Woodlark Island, the largest above‐sea portion of the Woodlark Rise, has an exposed basement of pre‐Miocene (?Cretaceous‐Eocene) low‐K tholeiitic basalt and dolerite, and minor sediments. The basement is unconformably overlain by Early Miocene limestone and volcaniclastic sediments and later Miocene high‐K volcanics and comagmatic intrusives. Pleistocene to Recent sediments partly blanket the Tertiary sequence. Basement low‐K tholeiites vary only slightly in composition and are interpreted as ocean floor or possible marginal basin material. The high‐K suite appears to be chemically similar to late Tertiary to Recent high‐K igneous rocks of mainland Papua New Guinea. It includes porphyritic hornblende‐, clinopyroxene‐, biotite‐ and magnetite‐bearing shoshonite, latite and toscanite, and intrusive equivalents that range from olivine normative to strongly quartz normative compositions (S1Q2 46% to 75%). Computer mixing models indicate that separation of the pheno‐crysts in the shoshonites, particularly pargasitic hornblende, is a feasible mechanism for producing the more silica‐rich monzonites and latites. The low‐K tholeiitic basement rocks of Woodlark Island are inferred to be part of an ophiolitic slab en echelon with the Papuan Ultramafic Belt, thrust over equivalents of the Cretaceous Owen Stanley Metamorphics or, in part, onto existing oceanic crust.

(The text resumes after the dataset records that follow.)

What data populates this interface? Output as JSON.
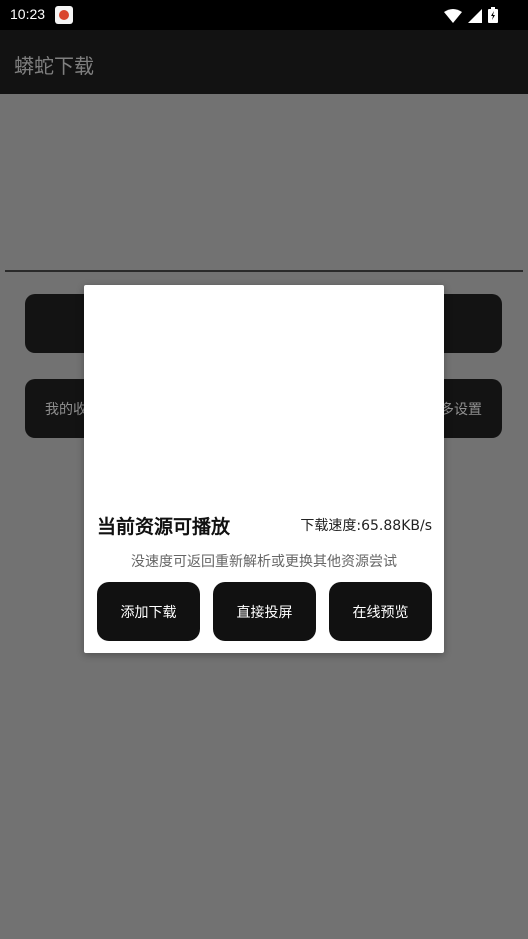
{
  "status_bar": {
    "time": "10:23"
  },
  "toolbar": {
    "title": "蟒蛇下载"
  },
  "cards": {
    "row2_left": "我的收",
    "row2_right": "多设置"
  },
  "dialog": {
    "title": "当前资源可播放",
    "speed": "下载速度:65.88KB/s",
    "tip": "没速度可返回重新解析或更换其他资源尝试",
    "buttons": {
      "add_download": "添加下载",
      "cast": "直接投屏",
      "preview": "在线预览"
    }
  },
  "colors": {
    "status_bar": "#000000",
    "toolbar": "#121212",
    "overlay_bg": "#727272",
    "card_bg": "#131313",
    "dialog_bg": "#ffffff",
    "button_bg": "#111111"
  },
  "icons": [
    "app-notification-icon",
    "wifi-icon",
    "signal-icon",
    "battery-icon"
  ]
}
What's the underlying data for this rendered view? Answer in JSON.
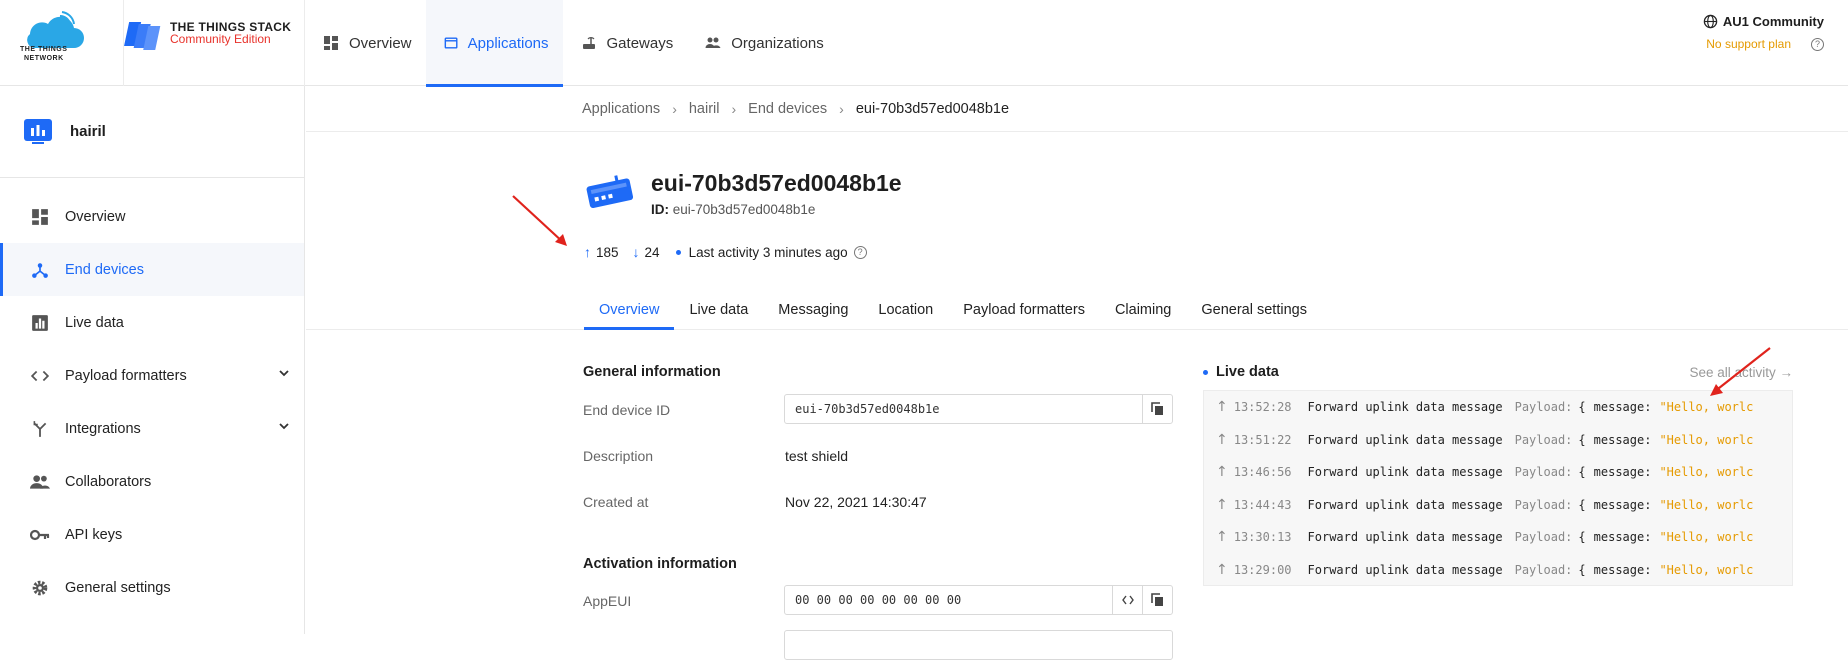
{
  "topbar": {
    "brand_line1": "THE THINGS",
    "brand_line2": "NETWORK",
    "stack_title": "THE THINGS STACK",
    "stack_edition": "Community Edition",
    "nav": [
      {
        "label": "Overview",
        "icon": "dashboard-icon"
      },
      {
        "label": "Applications",
        "icon": "application-icon",
        "active": true
      },
      {
        "label": "Gateways",
        "icon": "gateway-icon"
      },
      {
        "label": "Organizations",
        "icon": "organization-icon"
      }
    ],
    "cluster": "AU1 Community",
    "support": "No support plan"
  },
  "sidebar": {
    "app_name": "hairil",
    "items": [
      {
        "label": "Overview"
      },
      {
        "label": "End devices"
      },
      {
        "label": "Live data"
      },
      {
        "label": "Payload formatters"
      },
      {
        "label": "Integrations"
      },
      {
        "label": "Collaborators"
      },
      {
        "label": "API keys"
      },
      {
        "label": "General settings"
      }
    ]
  },
  "breadcrumb": [
    "Applications",
    "hairil",
    "End devices",
    "eui-70b3d57ed0048b1e"
  ],
  "device": {
    "title": "eui-70b3d57ed0048b1e",
    "id_label": "ID:",
    "id_value": "eui-70b3d57ed0048b1e",
    "uplink": "185",
    "downlink": "24",
    "activity": "Last activity 3 minutes ago"
  },
  "tabs": [
    "Overview",
    "Live data",
    "Messaging",
    "Location",
    "Payload formatters",
    "Claiming",
    "General settings"
  ],
  "general": {
    "title": "General information",
    "end_device_id_label": "End device ID",
    "end_device_id": "eui-70b3d57ed0048b1e",
    "description_label": "Description",
    "description": "test shield",
    "created_label": "Created at",
    "created": "Nov 22, 2021 14:30:47"
  },
  "activation": {
    "title": "Activation information",
    "appeui_label": "AppEUI",
    "appeui": "00 00 00 00 00 00 00 00"
  },
  "live": {
    "title": "Live data",
    "see_all": "See all activity →",
    "rows": [
      {
        "time": "13:52:28",
        "type": "Forward uplink data message",
        "payload": "Payload:",
        "brace": "{",
        "key": "message:",
        "value": "\"Hello, worlc"
      },
      {
        "time": "13:51:22",
        "type": "Forward uplink data message",
        "payload": "Payload:",
        "brace": "{",
        "key": "message:",
        "value": "\"Hello, worlc"
      },
      {
        "time": "13:46:56",
        "type": "Forward uplink data message",
        "payload": "Payload:",
        "brace": "{",
        "key": "message:",
        "value": "\"Hello, worlc"
      },
      {
        "time": "13:44:43",
        "type": "Forward uplink data message",
        "payload": "Payload:",
        "brace": "{",
        "key": "message:",
        "value": "\"Hello, worlc"
      },
      {
        "time": "13:30:13",
        "type": "Forward uplink data message",
        "payload": "Payload:",
        "brace": "{",
        "key": "message:",
        "value": "\"Hello, worlc"
      },
      {
        "time": "13:29:00",
        "type": "Forward uplink data message",
        "payload": "Payload:",
        "brace": "{",
        "key": "message:",
        "value": "\"Hello, worlc"
      }
    ]
  },
  "colors": {
    "accent": "#1e6af6",
    "brand_red": "#e8322b",
    "warning": "#e59a00",
    "annotation": "#e0231c"
  }
}
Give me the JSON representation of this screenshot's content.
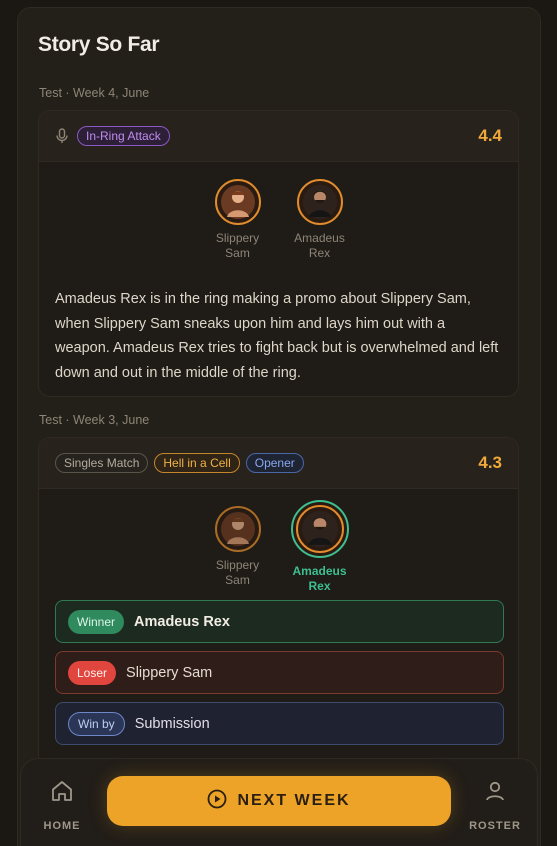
{
  "panel": {
    "title": "Story So Far"
  },
  "segments": [
    {
      "week_label": "Test · Week 4, June",
      "tags": [
        "In-Ring Attack"
      ],
      "score": "4.4",
      "participants": [
        {
          "name": "Slippery Sam"
        },
        {
          "name": "Amadeus Rex"
        }
      ],
      "story": "Amadeus Rex is in the ring making a promo about Slippery Sam, when Slippery Sam sneaks upon him and lays him out with a weapon. Amadeus Rex tries to fight back but is overwhelmed and left down and out in the middle of the ring."
    },
    {
      "week_label": "Test · Week 3, June",
      "tags": [
        "Singles Match",
        "Hell in a Cell",
        "Opener"
      ],
      "score": "4.3",
      "participants": [
        {
          "name": "Slippery Sam"
        },
        {
          "name": "Amadeus Rex"
        }
      ],
      "results": {
        "winner_label": "Winner",
        "winner": "Amadeus Rex",
        "loser_label": "Loser",
        "loser": "Slippery Sam",
        "winby_label": "Win by",
        "winby": "Submission"
      }
    }
  ],
  "nav": {
    "home": "HOME",
    "next_week": "NEXT WEEK",
    "roster": "ROSTER"
  },
  "colors": {
    "accent": "#eda327",
    "score": "#f0a93a",
    "winner": "#3dbf8f",
    "loser": "#e0453e",
    "winby": "#6d87c9"
  },
  "icons": [
    "microphone-icon",
    "home-icon",
    "play-circle-icon",
    "user-icon"
  ]
}
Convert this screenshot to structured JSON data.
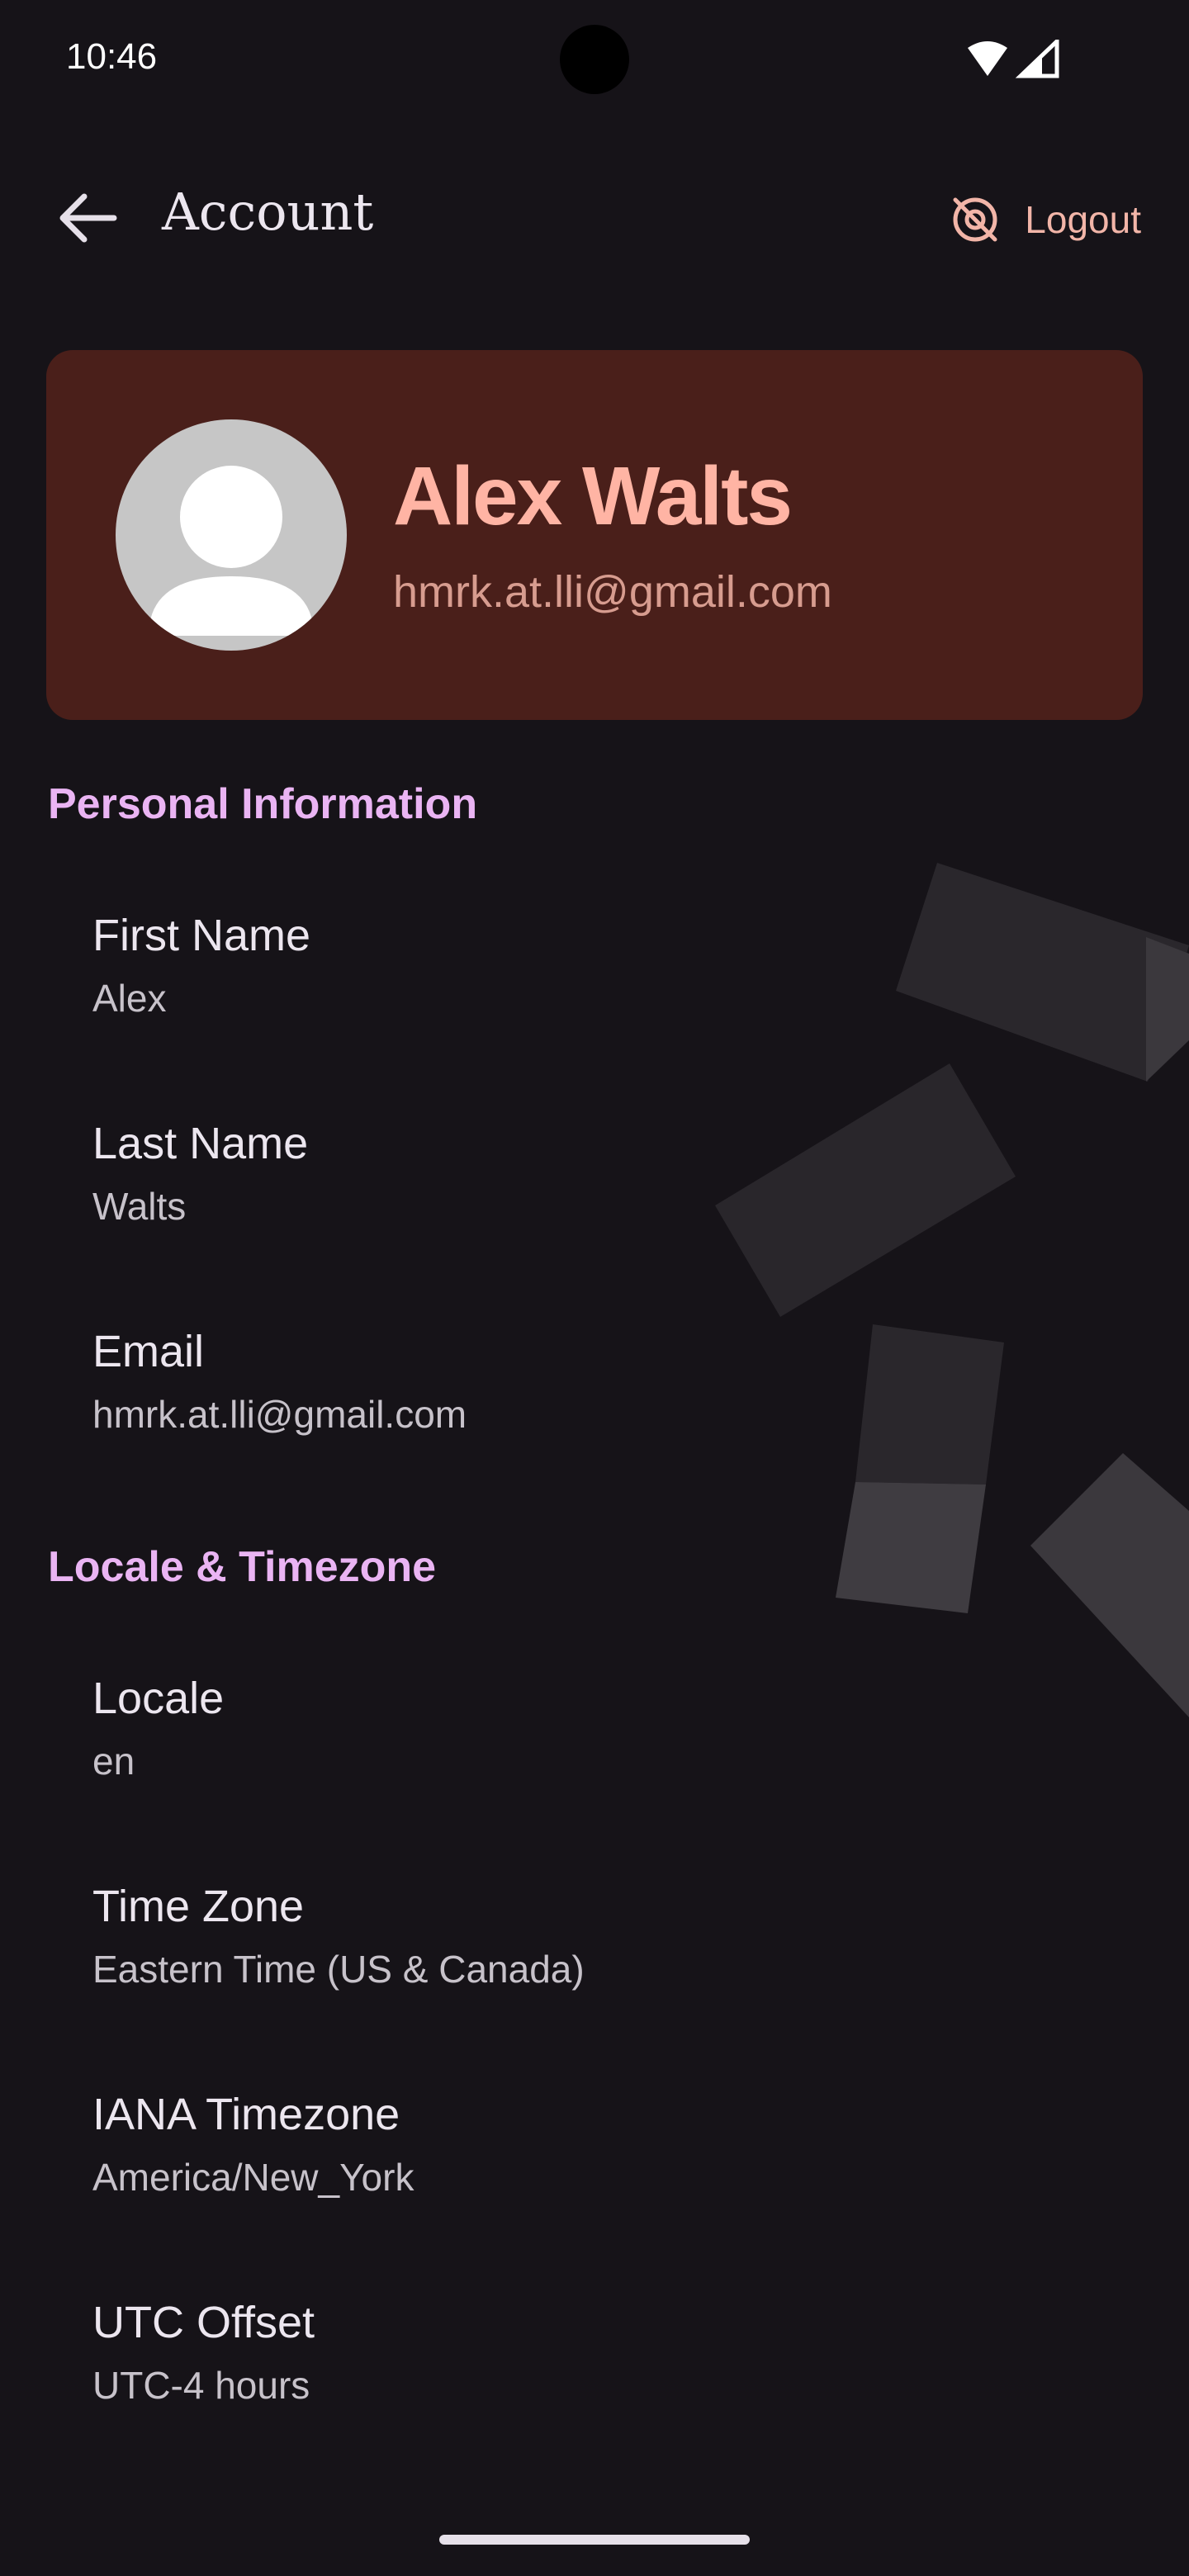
{
  "status_bar": {
    "time": "10:46"
  },
  "app_bar": {
    "title": "Account",
    "logout_label": "Logout"
  },
  "profile": {
    "name": "Alex Walts",
    "email": "hmrk.at.lli@gmail.com"
  },
  "sections": {
    "personal": {
      "title": "Personal Information",
      "fields": [
        {
          "label": "First Name",
          "value": "Alex"
        },
        {
          "label": "Last Name",
          "value": "Walts"
        },
        {
          "label": "Email",
          "value": "hmrk.at.lli@gmail.com"
        }
      ]
    },
    "locale": {
      "title": "Locale & Timezone",
      "fields": [
        {
          "label": "Locale",
          "value": "en"
        },
        {
          "label": "Time Zone",
          "value": "Eastern Time (US & Canada)"
        },
        {
          "label": "IANA Timezone",
          "value": "America/New_York"
        },
        {
          "label": "UTC Offset",
          "value": "UTC-4 hours"
        }
      ]
    }
  },
  "icons": {
    "back": "arrow-back-icon",
    "logout": "location-off-icon",
    "wifi": "wifi-icon",
    "signal": "cell-signal-icon",
    "avatar": "person-icon"
  },
  "colors": {
    "background": "#161318",
    "card": "#4a1f1a",
    "accent_name": "#ffb4a4",
    "section_title": "#eab4f3",
    "logout": "#f2b5a8"
  }
}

High‐K igneous rocks on Woodlark Island appear to form an eastward extension of a province of calcalkaline to shoshonitic volcanic and intrusive rocks, which stretches from Mount Lamington to the Louisiade Archipelago. Late‐middle Miocene high‐K magmatism at Woodlark Island is consistent with the observation that activity commenced earlier in the E and became progressively younger westwards towards mainland Papua New Guinea. Periodicity in the magmatism was apparently synchronous with major rifting episodes that formed the Woodlark Basin. The data on the Woodlark Island high‐K suite support the currently accepted. concept of delayed partial melting of a mantle source previously modified by the introduction of water and LILE from an earlier subduction zone (Johnson et al., 1978b).